Norman Ornstein was on my panel and made a good point to qualify what I'd said about Obama. The president was asked whether the budget commission he proposes to set up by executive order would be told that tax increases are off the table. He said no, all options must be considered. I'm not sure he could have said anything else, but still, as Ornstein observes, that is something. The best case for a commission is that it might give politicians on both sides a way to go back on promises they should not have made in the first place. If you excluded that possibility at the outset, what would be the point?

Thomas Hoenig, head of the Kansas City Fed, spoke about his concerns that fiscal mismanagement would complicate the Fed's exit strategy and compromise its independence. Hoenig is an inflation hawk, and was the sole dissenter at last month's FOMC, opposing language promising that interest rates would stay near zero "for an extended period". Olivier Blanchard's new paper on macroeconomic policy, which tentatively suggests a more dovish attitude to inflation, had already come up during the discussion. Blanchard is interested in using a slightly higher inflation target--say 4%--to make room for counter-cyclical monetary policy in the next cycle, rather than to inflate away the current debt problem, though one could always make the case for doing both. Hoenig would be opposed to any such relaxation, stressing the difficulty (ie, the cost) of getting inflation back down once it has been allowed to rise.

The scope for using inflation to ease the US public debt burden is limited, in fact, because public debt maturities are quite short. (There would be a bigger effect on private debts, especially mortgages.) The Economist's Free Exchange has a discussion of the Blanchard paper which is worth reading--though I veered away at the end.

Perhaps the important thing to take away from this discussion is that to central bankers, inflation is a bogeyman. But to good economists, inflation is merely a variable, an economic indicator over which governments have some control and which they can manipulate to good or ill effect.

What does this view--the suggested distinction between central bankers and good economists--imply for central-bank independence? (By the way, aren't Ben Bernanke and Mervyn King good economists?) Second, does a good economist really think of inflation as merely one more variable to manipulate?
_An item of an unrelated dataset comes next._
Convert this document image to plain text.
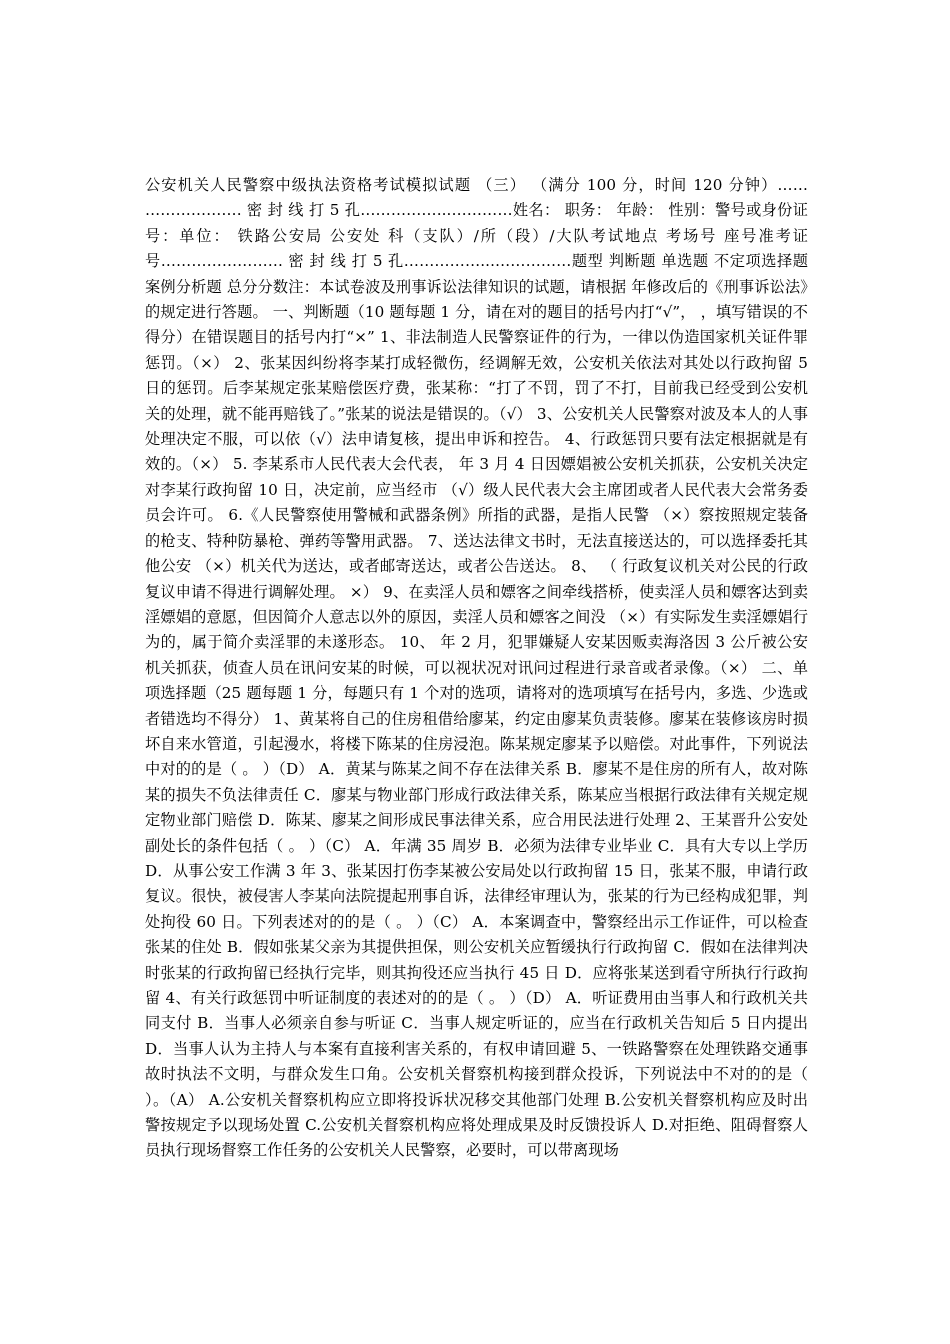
公安机关人民警察中级执法资格考试模拟试题 （三） （满分 100 分，时间 120 分钟）…… ………………. 密 封 线 打 5 孔……………...…………姓名： 职务： 年龄： 性别：警号或身份证号：单位： 铁路公安局 公安处 科（支队）/所（段）/大队考试地点 考场号 座号准考证号…………………… 密 封 线 打 5 孔……………...……………题型 判断题 单选题 不定项选择题 案例分析题 总分分数注：本试卷波及刑事诉讼法律知识的试题，请根据 年修改后的《刑事诉讼法》的规定进行答题。 一、判断题（10 题每题 1 分，请在对的题目的括号内打“√”， ，填写错误的不得分）在错误题目的括号内打“×” 1、非法制造人民警察证件的行为，一律以伪造国家机关证件罪惩罚。（×） 2、张某因纠纷将李某打成轻微伤，经调解无效，公安机关依法对其处以行政拘留 5 日的惩罚。后李某规定张某赔偿医疗费，张某称：“打了不罚，罚了不打，目前我已经受到公安机关的处理，就不能再赔钱了。”张某的说法是错误的。（√） 3、公安机关人民警察对波及本人的人事处理决定不服，可以依（√）法申请复核，提出申诉和控告。 4、行政惩罚只要有法定根据就是有效的。（×） 5. 李某系市人民代表大会代表， 年 3 月 4 日因嫖娼被公安机关抓获，公安机关决定对李某行政拘留 10 日，决定前，应当经市 （√）级人民代表大会主席团或者人民代表大会常务委员会许可。 6.《人民警察使用警械和武器条例》所指的武器，是指人民警 （×）察按照规定装备的枪支、特种防暴枪、弹药等警用武器。 7、送达法律文书时，无法直接送达的，可以选择委托其他公安 （×）机关代为送达，或者邮寄送达，或者公告送达。 8、 （ 行政复议机关对公民的行政复议申请不得进行调解处理。 ×） 9、在卖淫人员和嫖客之间牵线搭桥，使卖淫人员和嫖客达到卖淫嫖娼的意愿，但因简介人意志以外的原因，卖淫人员和嫖客之间没 （×）有实际发生卖淫嫖娼行为的，属于简介卖淫罪的未遂形态。 10、 年 2 月，犯罪嫌疑人安某因贩卖海洛因 3 公斤被公安机关抓获，侦查人员在讯问安某的时候，可以视状况对讯问过程进行录音或者录像。（×） 二、单项选择题（25 题每题 1 分，每题只有 1 个对的选项，请将对的选项填写在括号内，多选、少选或者错选均不得分） 1、黄某将自己的住房租借给廖某，约定由廖某负责装修。廖某在装修该房时损坏自来水管道，引起漫水，将楼下陈某的住房浸泡。陈某规定廖某予以赔偿。对此事件，下列说法中对的的是（ 。 ）（D） A．黄某与陈某之间不存在法律关系 B．廖某不是住房的所有人，故对陈某的损失不负法律责任 C．廖某与物业部门形成行政法律关系，陈某应当根据行政法律有关规定规定物业部门赔偿 D．陈某、廖某之间形成民事法律关系，应合用民法进行处理 2、王某晋升公安处副处长的条件包括（ 。 ）（C） A．年满 35 周岁 B．必须为法律专业毕业 C．具有大专以上学历 D．从事公安工作满 3 年 3、张某因打伤李某被公安局处以行政拘留 15 日，张某不服，申请行政复议。很快，被侵害人李某向法院提起刑事自诉，法律经审理认为，张某的行为已经构成犯罪，判处拘役 60 日。下列表述对的的是（ 。 ）（C） A．本案调查中，警察经出示工作证件，可以检查张某的住处 B．假如张某父亲为其提供担保，则公安机关应暂缓执行行政拘留 C．假如在法律判决时张某的行政拘留已经执行完毕，则其拘役还应当执行 45 日 D．应将张某送到看守所执行行政拘留 4、有关行政惩罚中听证制度的表述对的的是（ 。 ）（D） A．听证费用由当事人和行政机关共同支付 B．当事人必须亲自参与听证 C．当事人规定听证的，应当在行政机关告知后 5 日内提出 D．当事人认为主持人与本案有直接利害关系的，有权申请回避 5、一铁路警察在处理铁路交通事故时执法不文明，与群众发生口角。公安机关督察机构接到群众投诉，下列说法中不对的的是（ ）。（A） A.公安机关督察机构应立即将投诉状况移交其他部门处理 B.公安机关督察机构应及时出警按规定予以现场处置 C.公安机关督察机构应将处理成果及时反馈投诉人 D.对拒绝、阻碍督察人员执行现场督察工作任务的公安机关人民警察，必要时，可以带离现场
Anti-inflation zeal, like most kinds of zeal, can be taken too far, but this seems too relaxed. There might be a case for a slightly higher inflation target, as Blanchard says. There might be a case for a price-level target, which would call for catch-up inflation after recessions. There might be a case for nominal GDP targets, my own preference, which also fail to nail down a particular inflation rate. But all of these approaches require pre-commitment to a regime, and a record that establishes credibility. I don't see how you square the "just another variable" approach with that.

I thought the most important thing in Blanchard's paper was what he said about the need for better automatic fiscal stabilizers--which is where we came in. (A VAT plus "regulator", anyone?) This has attracted far less attention than what he said about inflation. Raising inflation to deal with the long-term fiscal problem is a more respectable topic for discussion than tax reform. A sign of the times--and, as I say, we aren't scared enough yet.